Strategi Mengejar Potensi Rp2.580 Triliun dari Wisata Kesehatan

Kamis, 26 Agustus 2021 - 06:15 WIB
Deputi Bidang Produk Wisata dan Penyelenggara Kegiatan Kemenpar Rizki Handayani Mustafa mengatakan, pihaknya bersama Kementerian Kesehatan (Kemenkes) telah menetapkan empat jenis wisata, yakni medis, kebugaran dan herbal, olahraga kesehatan, dan ilmiah kesehatan. Cuan wisata kesehatan ternyata cukup menggiurkan. Data Research and Markets Maret 2020, perputaran uang wisata kesehatan diprediksi akan mencapai Rp2.580 triliun pada 2026.

Data dari Healthcare Global menyebutkan, industri tumbuh 10,8% dalam empat tahun terakhir. Ke depan pertumbuhannya diperkirakan mencapai 16% per tahun. Sayangnya, Indonesia belum menikmati kue dari pariwisata medis ini. Perputaran uang di Thailand USD600 juta dari 2,4 juta pelancong yang mengakses wisata kesehatan.

Kemudian, Singapura meraup USD16,7 juta dengan 500.000 pengunjung. Perputaran pariwisata medis di Malaysia mencapai USD350 juta dengan 1,22 juta pengunjung. Indonesia Services Dialogue (ISD) pada 2015 menyebutkan nilai belanja layanan kesehatan orang Indonesia di luar negeri mencapai Rp100 triliun. Jumlah orang yang melakukan itu sekitar 600.000 orang.

Penelitian dari dosen Universitas Sumatera Utara Destanul Aulia mengungkapkan potensi devisa dari wisata kesehatan masyarakat Indonesia di Malaysia sekitar Rp23,646 triliun. Kajian Kemenparekraf tahun lalu menemukan delapan perawatan yang paling diminati orang Indonesia di luar negeri, yakni kosmetik, onkologi, ortopedi, perawatan gigi, operasi tulang belakang, oftalmologi, operasi penurunan berat badan, dan kardiologi.

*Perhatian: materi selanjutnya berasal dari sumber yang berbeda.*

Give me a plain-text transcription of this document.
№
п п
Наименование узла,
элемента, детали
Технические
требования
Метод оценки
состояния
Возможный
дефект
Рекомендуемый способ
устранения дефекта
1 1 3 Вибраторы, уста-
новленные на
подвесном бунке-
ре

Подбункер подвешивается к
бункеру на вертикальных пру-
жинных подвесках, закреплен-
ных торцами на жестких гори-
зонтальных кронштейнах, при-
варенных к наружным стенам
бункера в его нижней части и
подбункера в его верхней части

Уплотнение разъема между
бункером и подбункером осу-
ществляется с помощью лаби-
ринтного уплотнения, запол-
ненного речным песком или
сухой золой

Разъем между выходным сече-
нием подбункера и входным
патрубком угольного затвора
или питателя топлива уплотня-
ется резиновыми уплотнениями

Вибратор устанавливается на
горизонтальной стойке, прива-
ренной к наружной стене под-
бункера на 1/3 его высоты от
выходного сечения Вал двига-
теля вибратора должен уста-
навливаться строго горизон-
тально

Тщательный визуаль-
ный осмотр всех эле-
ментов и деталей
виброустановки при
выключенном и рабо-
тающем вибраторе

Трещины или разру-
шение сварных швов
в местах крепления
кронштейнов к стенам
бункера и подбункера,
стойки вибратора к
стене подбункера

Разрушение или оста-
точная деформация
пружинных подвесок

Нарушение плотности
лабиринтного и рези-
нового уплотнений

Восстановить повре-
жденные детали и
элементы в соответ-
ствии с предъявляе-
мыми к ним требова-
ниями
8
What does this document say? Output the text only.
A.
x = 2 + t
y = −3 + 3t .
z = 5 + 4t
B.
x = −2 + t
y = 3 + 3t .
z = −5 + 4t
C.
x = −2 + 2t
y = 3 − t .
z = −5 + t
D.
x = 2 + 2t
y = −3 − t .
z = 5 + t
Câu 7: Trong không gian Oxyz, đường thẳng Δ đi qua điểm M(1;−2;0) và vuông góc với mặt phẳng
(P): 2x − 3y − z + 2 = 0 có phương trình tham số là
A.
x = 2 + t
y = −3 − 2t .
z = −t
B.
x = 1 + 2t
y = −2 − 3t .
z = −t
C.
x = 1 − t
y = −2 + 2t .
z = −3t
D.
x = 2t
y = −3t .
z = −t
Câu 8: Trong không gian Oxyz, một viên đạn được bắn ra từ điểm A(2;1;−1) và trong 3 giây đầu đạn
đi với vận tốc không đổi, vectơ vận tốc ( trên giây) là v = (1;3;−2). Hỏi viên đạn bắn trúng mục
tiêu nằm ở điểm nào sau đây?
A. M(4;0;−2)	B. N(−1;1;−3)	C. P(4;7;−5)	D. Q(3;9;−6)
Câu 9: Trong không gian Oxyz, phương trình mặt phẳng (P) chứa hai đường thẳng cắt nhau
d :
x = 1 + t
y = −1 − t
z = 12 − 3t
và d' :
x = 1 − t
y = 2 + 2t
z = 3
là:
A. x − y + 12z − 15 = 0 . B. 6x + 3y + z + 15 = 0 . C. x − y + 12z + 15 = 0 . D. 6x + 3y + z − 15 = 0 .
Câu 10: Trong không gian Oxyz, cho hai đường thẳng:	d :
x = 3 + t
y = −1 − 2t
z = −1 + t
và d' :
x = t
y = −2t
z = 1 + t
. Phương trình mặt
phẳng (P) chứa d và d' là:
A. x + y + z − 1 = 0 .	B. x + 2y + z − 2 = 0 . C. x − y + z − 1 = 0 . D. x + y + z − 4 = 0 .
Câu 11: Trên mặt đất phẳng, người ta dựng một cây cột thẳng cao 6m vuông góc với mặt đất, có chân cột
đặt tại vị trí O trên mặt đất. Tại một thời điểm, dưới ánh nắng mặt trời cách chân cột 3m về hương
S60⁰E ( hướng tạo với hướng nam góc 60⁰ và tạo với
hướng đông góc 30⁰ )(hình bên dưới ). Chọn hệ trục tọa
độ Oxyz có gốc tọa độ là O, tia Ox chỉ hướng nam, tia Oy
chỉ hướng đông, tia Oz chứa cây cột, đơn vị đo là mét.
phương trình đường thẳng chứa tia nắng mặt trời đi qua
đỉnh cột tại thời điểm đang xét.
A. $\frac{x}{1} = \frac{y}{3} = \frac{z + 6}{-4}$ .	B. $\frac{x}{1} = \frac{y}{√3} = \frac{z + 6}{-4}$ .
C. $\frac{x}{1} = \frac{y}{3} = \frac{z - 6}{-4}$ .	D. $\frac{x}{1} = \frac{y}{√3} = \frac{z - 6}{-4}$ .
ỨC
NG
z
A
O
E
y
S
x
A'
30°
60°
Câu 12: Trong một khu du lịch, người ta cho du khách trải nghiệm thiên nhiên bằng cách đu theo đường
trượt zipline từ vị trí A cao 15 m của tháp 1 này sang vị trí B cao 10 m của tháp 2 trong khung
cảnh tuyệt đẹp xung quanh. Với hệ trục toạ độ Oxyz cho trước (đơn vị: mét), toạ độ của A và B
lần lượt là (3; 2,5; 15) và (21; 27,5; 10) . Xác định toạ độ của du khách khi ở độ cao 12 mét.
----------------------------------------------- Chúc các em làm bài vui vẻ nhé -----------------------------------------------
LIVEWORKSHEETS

“Maka, pembelanjaan layanan kesehatan wisatawan Indonesia di luar negeri merupakan salah satu bentuk kebocoran ekonomi dalam sektor wisata. Oleh karena itu, pengembangan wisata kesehatan merupakan sebuah upaya meminimalisasi kebocoran devisa negara dari pasien Indonesia yang berobat ke luar negeri,” ucap Rizki kepada KORAN SINDO, Rabu (25/8/2021).

Ini juga bagian untuk meningkatkan sumber devisa melalui kunjungan wisatawan mancanegara (wisman) untuk mendapatkan layanan kesehatan di Tanah Air. Kemenparekraf melakukan beberapa langkah dalam mengembangkan wisata kesehatan ini, yakni penandatanganan nota kesepahaman dan perjanjian kerja sama (PKS) dengan Kemenkes pada 2017. PKS itu diperbaharui pada tahun lalu.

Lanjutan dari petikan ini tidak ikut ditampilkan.